Por concluir, repitamos o
conselho com que os evangelistas e os apóstolos puseram fecho a essa explicação
da oração dominical: “Meditai, amados irmãos, este ensinamento que, em nome e
da parte do Cristo, Espírito da Verdade, acabamos de dar-vos, acerca da oração
dominical. Estudai com o coração tudo quanto esta sublime prece inspira ao
homem, para se manter no bom caminho, desenvolvendo e fortificando em si os sentimentos
do dever para com Deus, para com seus irmãos e para consigo mesmo. Estudai com
o coração tudo o que ela encerra de amor, de reconhecimento e de submissão
Àquele que, desde toda a eternidade, foi, é e será Deus de bondade, de
perfeições absolutas e infinitas. Que esse Deus, o Deus de amor vos abençoe.”
Jejum
16.
Quando jejuardes, não vos ponhais tristes como os hipócritas, que desfiguram o
semblante para que os homens vejam que eles estão jejuando. Em verdade vos
digo: já receberam a sua recompensa. 17. Vós, quando jejuardes, perfumai a
cabeça e lavai o rosto, 18, a fim de que o vosso jejum não seja visível aos
olhos dos homens e sim aos do vosso Pai, que tem presente a si o que haja de
mais secreto; e vosso Pai, que vê o que se passa em segredo, vos recompensará.
Compreende-se, é mesmo
justo, louvável, meritório que nos privemos de alimentos, que restrinjamos a
nossa alimentação ao estritamente necessário, para socorrermos o nosso irmão a
quem falte o indispensável; porém, que enfraqueçamos o nosso corpo, deixando de
alimentá-lo, em obediência a um preceito supostamente religioso, é simplesmente
absurdo. Semelhante preceito só se concebe como obra de fanatismo, como
imaginado por obscurantistas, que cifram toda a religião na observância de um formalismo
absolutamente estéril. Quando mesmo se pudesse admitir que tais privações
ritualísticas fossem do agrado de Deus, certo não o seriam, desde que
praticadas publicamente, com ostentação.
De salvar a alma é tudo o de
que devemos e precisamos cogitar; mas, isso só o conseguiremos, levando-a
moralmente, purificando-a, mediante a prática da caridade, porta única da
salvação. Se a nossa consciência nos disser que, para a esse efeito chegarmos,
necessitamos fazer sacrifícios, façamo-los, porém de modo que todos redundem em
benefício do Espírito. Esse o ensino do divino Mestre.
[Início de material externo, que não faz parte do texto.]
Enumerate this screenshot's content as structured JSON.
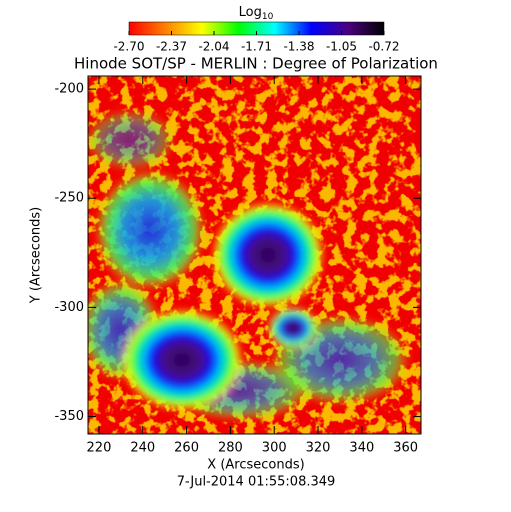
{
  "chart_data": {
    "type": "image",
    "title": "Hinode SOT/SP - MERLIN : Degree of Polarization",
    "xlabel": "X (Arcseconds)",
    "ylabel": "Y (Arcseconds)",
    "footer": "7-Jul-2014 01:55:08.349",
    "xlim": [
      215,
      367
    ],
    "xticks": [
      220,
      240,
      260,
      280,
      300,
      320,
      340,
      360
    ],
    "ylim": [
      -358,
      -194
    ],
    "yticks": [
      -200,
      -250,
      -300,
      -350
    ],
    "colorbar": {
      "title": "Log",
      "title_sub": "10",
      "lim": [
        -2.7,
        -0.72
      ],
      "ticks": [
        {
          "value": -2.7,
          "label": "-2.70"
        },
        {
          "value": -2.37,
          "label": "-2.37"
        },
        {
          "value": -2.04,
          "label": "-2.04"
        },
        {
          "value": -1.71,
          "label": "-1.71"
        },
        {
          "value": -1.38,
          "label": "-1.38"
        },
        {
          "value": -1.05,
          "label": "-1.05"
        },
        {
          "value": -0.72,
          "label": "-0.72"
        }
      ],
      "colors": [
        "#ff0000",
        "#ff7f00",
        "#ffff00",
        "#00ff00",
        "#00ffff",
        "#0000ff",
        "#4b0082",
        "#000000"
      ]
    }
  }
}
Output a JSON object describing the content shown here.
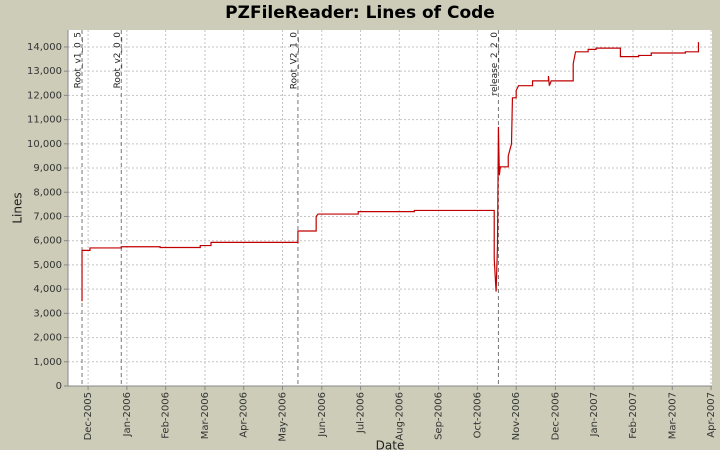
{
  "chart_data": {
    "type": "line",
    "title": "PZFileReader: Lines of Code",
    "x_label": "Date",
    "y_label": "Lines",
    "color": "#c00000",
    "grid": true,
    "xlim": [
      2005.874,
      2007.252
    ],
    "ylim": [
      0,
      14700
    ],
    "xticks": [
      {
        "value": 2005.917,
        "label": "Dec-2005"
      },
      {
        "value": 2006.0,
        "label": "Jan-2006"
      },
      {
        "value": 2006.083,
        "label": "Feb-2006"
      },
      {
        "value": 2006.167,
        "label": "Mar-2006"
      },
      {
        "value": 2006.25,
        "label": "Apr-2006"
      },
      {
        "value": 2006.333,
        "label": "May-2006"
      },
      {
        "value": 2006.417,
        "label": "Jun-2006"
      },
      {
        "value": 2006.5,
        "label": "Jul-2006"
      },
      {
        "value": 2006.583,
        "label": "Aug-2006"
      },
      {
        "value": 2006.667,
        "label": "Sep-2006"
      },
      {
        "value": 2006.75,
        "label": "Oct-2006"
      },
      {
        "value": 2006.833,
        "label": "Nov-2006"
      },
      {
        "value": 2006.917,
        "label": "Dec-2006"
      },
      {
        "value": 2007.0,
        "label": "Jan-2007"
      },
      {
        "value": 2007.083,
        "label": "Feb-2007"
      },
      {
        "value": 2007.167,
        "label": "Mar-2007"
      },
      {
        "value": 2007.25,
        "label": "Apr-2007"
      }
    ],
    "yticks": [
      0,
      {
        "value": 1000,
        "label": "1,000"
      },
      {
        "value": 2000,
        "label": "2,000"
      },
      {
        "value": 3000,
        "label": "3,000"
      },
      {
        "value": 4000,
        "label": "4,000"
      },
      {
        "value": 5000,
        "label": "5,000"
      },
      {
        "value": 6000,
        "label": "6,000"
      },
      {
        "value": 7000,
        "label": "7,000"
      },
      {
        "value": 8000,
        "label": "8,000"
      },
      {
        "value": 9000,
        "label": "9,000"
      },
      {
        "value": 10000,
        "label": "10,000"
      },
      {
        "value": 11000,
        "label": "11,000"
      },
      {
        "value": 12000,
        "label": "12,000"
      },
      {
        "value": 13000,
        "label": "13,000"
      },
      {
        "value": 14000,
        "label": "14,000"
      }
    ],
    "markers": [
      {
        "label": "Root_v1_0_5",
        "x": 2005.904
      },
      {
        "label": "Root_v2_0_0",
        "x": 2005.988
      },
      {
        "label": "Root_V2_1_0",
        "x": 2006.366
      },
      {
        "label": "release_2_2_0",
        "x": 2006.795
      }
    ],
    "x": [
      2005.904,
      2005.904,
      2005.921,
      2005.921,
      2005.988,
      2005.988,
      2006.071,
      2006.071,
      2006.157,
      2006.157,
      2006.18,
      2006.18,
      2006.366,
      2006.366,
      2006.405,
      2006.405,
      2006.409,
      2006.495,
      2006.495,
      2006.615,
      2006.615,
      2006.786,
      2006.786,
      2006.79,
      2006.793,
      2006.795,
      2006.797,
      2006.799,
      2006.816,
      2006.816,
      2006.823,
      2006.825,
      2006.833,
      2006.833,
      2006.838,
      2006.868,
      2006.868,
      2006.902,
      2006.902,
      2006.904,
      2006.908,
      2006.955,
      2006.955,
      2006.96,
      2006.987,
      2006.987,
      2007.004,
      2007.004,
      2007.056,
      2007.056,
      2007.095,
      2007.095,
      2007.122,
      2007.122,
      2007.195,
      2007.195,
      2007.223,
      2007.223
    ],
    "values": [
      3500,
      5600,
      5600,
      5700,
      5700,
      5750,
      5750,
      5720,
      5720,
      5800,
      5800,
      5930,
      5930,
      6400,
      6400,
      7000,
      7100,
      7100,
      7200,
      7200,
      7250,
      7250,
      5250,
      3900,
      5800,
      10700,
      8700,
      9050,
      9050,
      9500,
      10000,
      11900,
      11900,
      12200,
      12400,
      12400,
      12600,
      12600,
      12800,
      12400,
      12600,
      12600,
      13300,
      13800,
      13800,
      13900,
      13900,
      13950,
      13950,
      13600,
      13600,
      13650,
      13650,
      13750,
      13750,
      13800,
      13800,
      14200
    ]
  }
}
Os judeus praticavam o jejum
material; e Jesus, dizendo o que consta nos versículos que estamos apreciando,
visou evitar que essa prática continuasse a oferecer ensejo para a hipocrisia e
incentivo ao orgulho, tornando-se uma causa de acréscimo de responsabilidades e
de maior transviamento dos que a ela se entregavam. Nenhum mérito tem aos olhos
de Deus o que a criatura faça por ostentação, para ser vista, apreciada e
louvada pelos homens.
Jesus aconselhava e os seus
mensageiros presentemente aconselham o jejum, mas o jejum espiritual, que
consiste na abstenção de todo mal, isto é, de todo mau pensamento, de toda má
palavra, de todo ato que nos degrade aos olhos do nosso Criador. Jamais façamos
consistir a prática do amor a Deus e ao próximo, mandamento que encerra toda a
lei e os profetas, como o disse o Mestre divino, na observância daquela e de
outras formalidades idênticas, que nada valem, porque em nada concorrem para a
melhora espiritual das criaturas.
Desprendimento das coisas terrenas.
Coração puro, único e verdadeiro tesouro
19.
Não queirais acumular tesouros na Terra, onde a ferrugem e as traças os
destroem, onde os ladrões os desenterram e roubam. 20. Preparai-vos tesouros no
céu, onde não há ferrugem nem traças que os possam destruir, onde não há
ladrões que os desenterrem e roubem. 21. Porquanto, onde estiver o vosso
tesouro aí estará também o vosso coração. 22. Vosso olho é a lâmpada do vosso
corpo; se vosso olho for simples, todo o vosso corpo será luminoso. 23. Mas, se
vosso olho for mau, todo o vosso corpo é tenebroso. Se, pois, a luz que está em
vós não for senão trevas, quão grandes não serão estas mesmas trevas!
Como várias vezes temos
dito, Jesus, por isso que falava a homens materiais, costumava empregar, para
tocá-los, imagens materiais. Se lhes procurarmos, porém, o espírito,
encontraremos o verdadeiro sentido e o alcance de suas palavras.
Assim procedendo,
relativamente às que constam nestes versículos, veremos ser o seguinte o ensino
que delas decorre: não procureis realizar na Terra a vossa felicidade, quando
isso esteja em oposição à felicidade eterna do vosso Espírito, na imensidade.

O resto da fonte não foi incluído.